From 84ec712da77c4981cc1caec3928e83c936e18e1d Mon Sep 17 00:00:00 2001
From: Alexander Droste <alexander.droste@protonmail.com>
Date: Thu, 16 Apr 2026 13:39:28 +0000
Subject: [PATCH] perf: reduce register pressure in dyn dispatch

We decrease the number of values per tile in the output stage each
GPU thread uses, as well as limit the register count to 32 in the
launch bounds.

Signed-off-by: Alexander Droste <alexander.droste@protonmail.com>
---
 vortex-cuda/kernels/src/dynamic_dispatch.cu | 10 ++++++----
 1 file changed, 6 insertions(+), 4 deletions(-)
diff --git a/vortex-cuda/kernels/src/dynamic_dispatch.cu b/vortex-cuda/kernels/src/dynamic_dispatch.cu
index 29bf26efefb..e16e685a1af 100644
--- a/vortex-cuda/kernels/src/dynamic_dispatch.cu
+++ b/vortex-cuda/kernels/src/dynamic_dispatch.cu
@@ -279,7 +279,8 @@ __device__ void execute_output_stage(T *__restrict output,
                                      char *__restrict smem,
                                      uint64_t block_start,
                                      uint32_t block_len) {
-    constexpr uint32_t VALUES_PER_TILE = 32 / sizeof(T);
+    // Cap at 4 values per thread per tile to minimise register pressure.
+    constexpr uint32_t VALUES_PER_TILE = (32 / sizeof(T)) < 4 ? (32 / sizeof(T)) : 4;
     const uint32_t tile_size = blockDim.x * VALUES_PER_TILE;
     const auto &src = stage.source;
     const void *raw_input = reinterpret_cast<const void *>(stage.input_ptr);
@@ -472,9 +473,10 @@ dynamic_dispatch(T *__restrict output, uint64_t array_len, const uint8_t *__rest
 // matters is load_element(), which dispatches on the per-op PTypeTag to
 // sign-extend or zero-extend when widening a narrow source to T.

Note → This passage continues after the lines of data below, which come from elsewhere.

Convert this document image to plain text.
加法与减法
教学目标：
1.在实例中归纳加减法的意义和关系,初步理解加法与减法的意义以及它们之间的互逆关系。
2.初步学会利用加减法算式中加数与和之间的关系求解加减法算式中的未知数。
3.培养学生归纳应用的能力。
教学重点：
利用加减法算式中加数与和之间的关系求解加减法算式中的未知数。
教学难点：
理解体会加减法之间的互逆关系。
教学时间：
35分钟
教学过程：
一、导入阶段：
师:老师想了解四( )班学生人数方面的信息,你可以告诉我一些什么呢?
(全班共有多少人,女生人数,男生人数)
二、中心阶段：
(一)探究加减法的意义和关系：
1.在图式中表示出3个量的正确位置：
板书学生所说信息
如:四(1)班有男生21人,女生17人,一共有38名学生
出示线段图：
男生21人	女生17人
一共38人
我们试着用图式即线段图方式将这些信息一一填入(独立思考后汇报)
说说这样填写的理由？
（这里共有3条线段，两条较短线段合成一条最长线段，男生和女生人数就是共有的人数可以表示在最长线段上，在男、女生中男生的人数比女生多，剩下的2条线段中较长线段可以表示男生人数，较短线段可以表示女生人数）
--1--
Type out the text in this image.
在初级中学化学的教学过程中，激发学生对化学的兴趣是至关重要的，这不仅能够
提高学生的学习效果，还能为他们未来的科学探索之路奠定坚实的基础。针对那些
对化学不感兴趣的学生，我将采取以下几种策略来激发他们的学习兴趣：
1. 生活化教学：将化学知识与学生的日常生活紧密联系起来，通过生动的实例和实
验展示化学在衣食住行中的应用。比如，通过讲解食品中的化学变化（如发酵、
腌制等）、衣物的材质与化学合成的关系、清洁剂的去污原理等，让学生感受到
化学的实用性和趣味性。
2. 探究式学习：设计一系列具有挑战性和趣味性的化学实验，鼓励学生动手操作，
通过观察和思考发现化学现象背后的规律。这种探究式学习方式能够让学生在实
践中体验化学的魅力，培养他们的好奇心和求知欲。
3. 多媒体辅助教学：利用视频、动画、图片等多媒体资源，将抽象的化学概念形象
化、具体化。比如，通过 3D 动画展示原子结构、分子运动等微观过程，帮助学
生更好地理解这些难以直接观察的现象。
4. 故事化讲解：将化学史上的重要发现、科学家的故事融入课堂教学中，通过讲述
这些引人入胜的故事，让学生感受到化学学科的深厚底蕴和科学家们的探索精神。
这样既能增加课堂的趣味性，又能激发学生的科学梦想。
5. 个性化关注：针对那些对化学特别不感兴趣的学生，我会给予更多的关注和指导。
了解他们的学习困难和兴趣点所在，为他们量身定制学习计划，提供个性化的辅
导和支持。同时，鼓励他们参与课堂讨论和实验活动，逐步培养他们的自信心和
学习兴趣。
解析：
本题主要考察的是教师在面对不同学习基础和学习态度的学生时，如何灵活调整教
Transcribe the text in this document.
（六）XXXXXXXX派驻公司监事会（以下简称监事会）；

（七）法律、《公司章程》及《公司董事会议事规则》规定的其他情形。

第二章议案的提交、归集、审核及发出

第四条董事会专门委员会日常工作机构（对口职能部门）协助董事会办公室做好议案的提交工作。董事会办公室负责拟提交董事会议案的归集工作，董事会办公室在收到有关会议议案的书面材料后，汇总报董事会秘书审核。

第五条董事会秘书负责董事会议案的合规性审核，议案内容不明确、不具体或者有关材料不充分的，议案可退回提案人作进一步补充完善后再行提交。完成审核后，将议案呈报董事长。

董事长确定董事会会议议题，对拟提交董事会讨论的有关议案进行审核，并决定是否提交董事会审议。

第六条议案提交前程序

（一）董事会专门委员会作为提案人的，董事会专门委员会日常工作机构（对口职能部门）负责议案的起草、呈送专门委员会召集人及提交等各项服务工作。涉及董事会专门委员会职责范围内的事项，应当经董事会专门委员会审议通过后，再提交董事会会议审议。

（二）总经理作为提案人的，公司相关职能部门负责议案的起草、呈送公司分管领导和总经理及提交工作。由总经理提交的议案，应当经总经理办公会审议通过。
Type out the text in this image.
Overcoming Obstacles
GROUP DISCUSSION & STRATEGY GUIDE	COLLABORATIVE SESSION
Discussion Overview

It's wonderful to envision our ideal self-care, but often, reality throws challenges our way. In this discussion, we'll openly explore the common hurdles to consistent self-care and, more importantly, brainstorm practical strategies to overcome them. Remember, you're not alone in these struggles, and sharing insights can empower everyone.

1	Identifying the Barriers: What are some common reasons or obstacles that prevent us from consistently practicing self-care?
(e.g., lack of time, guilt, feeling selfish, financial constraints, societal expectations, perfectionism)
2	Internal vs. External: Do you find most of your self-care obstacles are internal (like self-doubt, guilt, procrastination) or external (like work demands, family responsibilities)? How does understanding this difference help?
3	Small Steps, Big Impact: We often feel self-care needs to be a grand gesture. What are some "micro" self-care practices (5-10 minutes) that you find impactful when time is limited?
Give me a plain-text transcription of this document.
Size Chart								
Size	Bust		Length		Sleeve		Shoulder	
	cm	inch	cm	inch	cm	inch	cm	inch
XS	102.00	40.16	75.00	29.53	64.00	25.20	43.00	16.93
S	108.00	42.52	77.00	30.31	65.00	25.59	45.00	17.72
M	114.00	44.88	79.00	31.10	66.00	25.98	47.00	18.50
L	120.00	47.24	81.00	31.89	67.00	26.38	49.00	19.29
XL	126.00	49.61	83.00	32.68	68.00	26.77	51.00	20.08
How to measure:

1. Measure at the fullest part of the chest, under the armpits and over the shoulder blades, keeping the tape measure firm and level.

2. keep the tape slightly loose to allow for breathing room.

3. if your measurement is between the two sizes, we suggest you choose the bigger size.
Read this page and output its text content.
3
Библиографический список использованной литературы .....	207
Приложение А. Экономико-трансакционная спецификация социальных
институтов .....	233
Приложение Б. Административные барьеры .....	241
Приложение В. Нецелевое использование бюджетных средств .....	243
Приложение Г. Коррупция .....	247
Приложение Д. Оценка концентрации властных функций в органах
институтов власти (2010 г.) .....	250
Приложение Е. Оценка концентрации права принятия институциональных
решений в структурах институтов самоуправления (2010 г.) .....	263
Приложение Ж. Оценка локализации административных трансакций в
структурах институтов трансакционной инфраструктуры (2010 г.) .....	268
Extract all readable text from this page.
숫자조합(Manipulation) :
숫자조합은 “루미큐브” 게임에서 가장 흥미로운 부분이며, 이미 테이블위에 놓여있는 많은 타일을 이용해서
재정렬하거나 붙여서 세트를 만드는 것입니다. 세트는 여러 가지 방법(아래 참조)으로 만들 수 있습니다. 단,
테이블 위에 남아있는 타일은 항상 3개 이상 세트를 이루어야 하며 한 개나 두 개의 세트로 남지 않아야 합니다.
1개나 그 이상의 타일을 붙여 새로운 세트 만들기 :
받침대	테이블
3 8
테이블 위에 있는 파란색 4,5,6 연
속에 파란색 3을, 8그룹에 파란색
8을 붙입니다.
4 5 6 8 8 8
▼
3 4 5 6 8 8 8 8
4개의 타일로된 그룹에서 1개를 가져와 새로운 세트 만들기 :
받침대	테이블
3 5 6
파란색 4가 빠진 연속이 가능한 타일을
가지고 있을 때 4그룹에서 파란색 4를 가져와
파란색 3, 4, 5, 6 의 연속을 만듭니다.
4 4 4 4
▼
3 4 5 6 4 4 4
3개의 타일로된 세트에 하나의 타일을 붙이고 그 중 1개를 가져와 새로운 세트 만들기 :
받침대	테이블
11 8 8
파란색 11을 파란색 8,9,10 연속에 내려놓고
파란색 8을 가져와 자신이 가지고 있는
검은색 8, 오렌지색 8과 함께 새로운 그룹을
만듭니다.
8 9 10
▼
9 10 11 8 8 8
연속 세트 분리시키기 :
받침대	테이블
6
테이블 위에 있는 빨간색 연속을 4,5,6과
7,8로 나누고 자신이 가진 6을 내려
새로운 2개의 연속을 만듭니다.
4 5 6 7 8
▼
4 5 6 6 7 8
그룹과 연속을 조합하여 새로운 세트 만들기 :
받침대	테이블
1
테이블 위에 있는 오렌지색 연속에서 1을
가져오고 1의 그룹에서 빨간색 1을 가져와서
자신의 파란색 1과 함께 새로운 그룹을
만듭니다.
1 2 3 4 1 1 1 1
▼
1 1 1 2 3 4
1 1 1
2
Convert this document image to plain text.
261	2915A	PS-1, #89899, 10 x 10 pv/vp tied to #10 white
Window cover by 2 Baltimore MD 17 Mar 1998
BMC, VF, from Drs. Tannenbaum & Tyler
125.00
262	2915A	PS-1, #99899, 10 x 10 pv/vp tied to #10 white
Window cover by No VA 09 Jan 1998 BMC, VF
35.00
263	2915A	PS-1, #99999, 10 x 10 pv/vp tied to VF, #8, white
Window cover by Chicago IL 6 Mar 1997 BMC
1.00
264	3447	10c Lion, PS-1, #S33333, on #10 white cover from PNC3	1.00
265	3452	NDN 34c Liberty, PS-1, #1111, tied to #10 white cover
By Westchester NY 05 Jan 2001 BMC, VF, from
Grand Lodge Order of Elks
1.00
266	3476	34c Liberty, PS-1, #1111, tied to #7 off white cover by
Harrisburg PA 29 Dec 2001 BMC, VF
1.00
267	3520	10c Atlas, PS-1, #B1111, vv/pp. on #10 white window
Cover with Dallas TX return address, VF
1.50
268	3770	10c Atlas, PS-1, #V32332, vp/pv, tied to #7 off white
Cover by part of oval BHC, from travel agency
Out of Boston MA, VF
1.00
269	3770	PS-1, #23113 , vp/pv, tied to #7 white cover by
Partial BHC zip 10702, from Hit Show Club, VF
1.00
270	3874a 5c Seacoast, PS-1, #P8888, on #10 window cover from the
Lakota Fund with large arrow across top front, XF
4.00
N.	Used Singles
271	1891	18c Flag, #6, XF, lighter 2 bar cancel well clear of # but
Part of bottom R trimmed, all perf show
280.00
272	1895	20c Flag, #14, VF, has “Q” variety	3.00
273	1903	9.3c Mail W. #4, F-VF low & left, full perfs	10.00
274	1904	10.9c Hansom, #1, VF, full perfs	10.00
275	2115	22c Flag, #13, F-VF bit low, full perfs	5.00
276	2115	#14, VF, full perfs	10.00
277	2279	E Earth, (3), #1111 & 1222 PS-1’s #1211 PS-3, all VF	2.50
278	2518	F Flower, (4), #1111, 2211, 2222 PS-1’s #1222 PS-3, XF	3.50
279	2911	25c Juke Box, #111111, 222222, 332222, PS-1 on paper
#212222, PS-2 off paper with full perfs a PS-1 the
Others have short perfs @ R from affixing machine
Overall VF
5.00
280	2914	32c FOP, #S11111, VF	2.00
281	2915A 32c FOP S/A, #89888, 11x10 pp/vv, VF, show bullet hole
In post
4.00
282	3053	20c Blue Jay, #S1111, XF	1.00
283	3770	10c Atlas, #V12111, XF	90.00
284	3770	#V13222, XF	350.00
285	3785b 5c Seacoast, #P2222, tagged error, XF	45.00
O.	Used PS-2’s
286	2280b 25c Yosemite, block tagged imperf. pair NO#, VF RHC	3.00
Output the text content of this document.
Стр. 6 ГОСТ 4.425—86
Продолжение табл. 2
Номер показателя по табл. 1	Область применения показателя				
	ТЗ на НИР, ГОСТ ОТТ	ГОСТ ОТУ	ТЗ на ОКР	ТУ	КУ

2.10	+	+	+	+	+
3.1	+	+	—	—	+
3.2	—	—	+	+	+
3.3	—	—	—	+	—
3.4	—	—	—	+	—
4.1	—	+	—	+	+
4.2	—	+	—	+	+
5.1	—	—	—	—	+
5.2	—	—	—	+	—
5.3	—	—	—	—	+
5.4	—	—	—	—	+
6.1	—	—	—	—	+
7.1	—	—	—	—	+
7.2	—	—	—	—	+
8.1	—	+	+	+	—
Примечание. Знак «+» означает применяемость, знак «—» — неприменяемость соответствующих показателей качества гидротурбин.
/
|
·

 #define GENERATE_KERNEL(suffix, Type)                                                                        \
-    extern "C" __global__ void dynamic_dispatch_##suffix(Type *__restrict output,                            \
-                                                         uint64_t array_len,                                 \
-                                                         const uint8_t *__restrict packed_plan) {            \
+    extern "C" __global__ void __launch_bounds__(BLOCK_SIZE, 32)                                             \
+        dynamic_dispatch_##suffix(Type *__restrict output,                                                   \
+                                 uint64_t array_len,                                                         \
+                                 const uint8_t *__restrict packed_plan) {                                    \
         dynamic_dispatch<Type>(output, array_len, packed_plan);                                              \
     }